When we call fwd(i) (where i is some int variable), T deduces to int& (t has type int &). Then we call std::forward<int&>(t). The result of that call (after applying reference collapsing rules) is expression of type int & so the first version of overloaded function is selected and the program prints "lvalue" to the standard output.

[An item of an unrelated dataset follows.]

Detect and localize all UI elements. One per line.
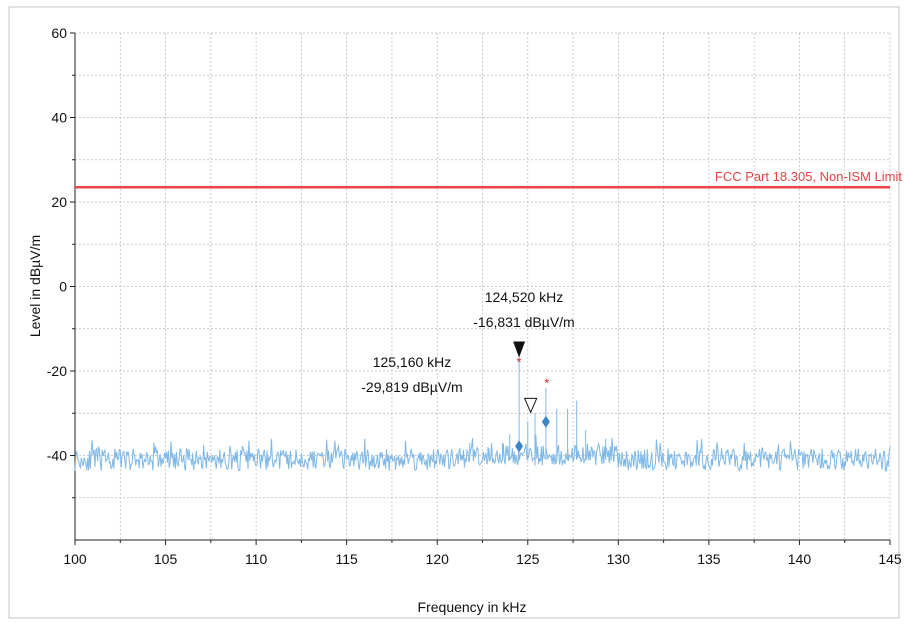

In both these cases we use the first overload of std::forward (the one taking typename remove_reference<T>::type& arg). It is because even if the type of t is int && it binds to lvalue reference (because named variable of type "rvalue reference to something" is itself lvalue and lvalues can't bind to rvalue reference).

Question 1:

What is that second overload of std::forward for? Can you think of some practical example, that uses the overload taking arg by rvalue reference?

Question 2:

cplusplus.com says:

Both signatures return the same as:

static_cast<decltype(arg)&&>(arg)

The problem I have with that, is that I'm pretty sure that it is wrong. When we try to return this from the first overload of std::forward we get a compilation error.

When fwd is called with int rvalue, it calls the first overload of std::forward with T = int. Then, decltype(arg) will become int& so static_cast<decltype(arg)&&>(arg) will collapse to static_cast<int&>(arg). But the return type is int && and we get compilation error:

cannot bind ‘std::remove_reference<int>::type {aka int}’ lvalue to ‘int&&’

Both overloaded versions of std::forward should return static_cast<T&&>(arg). Am I right?

Do you think that the quote from cplusplus.com is a mistake?

Answer 1

class Foo {};

auto f = [](){ return Foo{}; };
auto g = []()->Foo&{ static Foo x; return x; };

template<class T>
std::false_type is_rvalue( T& ) { return {}; }
template<class T>
std::true_type is_rvalue( T&& ) { return {}; }

template<class T, class F>
auto test( F&& f ) {
  return is_rvalue( std::forward<T>( f() ) );
}

int main() {
  std::cout << test<Foo>(f) << "," << test<Foo&>(g) << "\n";
}

It is a bit contrived; but imagine where you have some factory that might produce a Foo or a Foo& depending on some unimportant details, but you know you want to forward it based on a second type T to T&&. You know that if T is not a reference, then it won't produce Foo, but if T is a reference it might.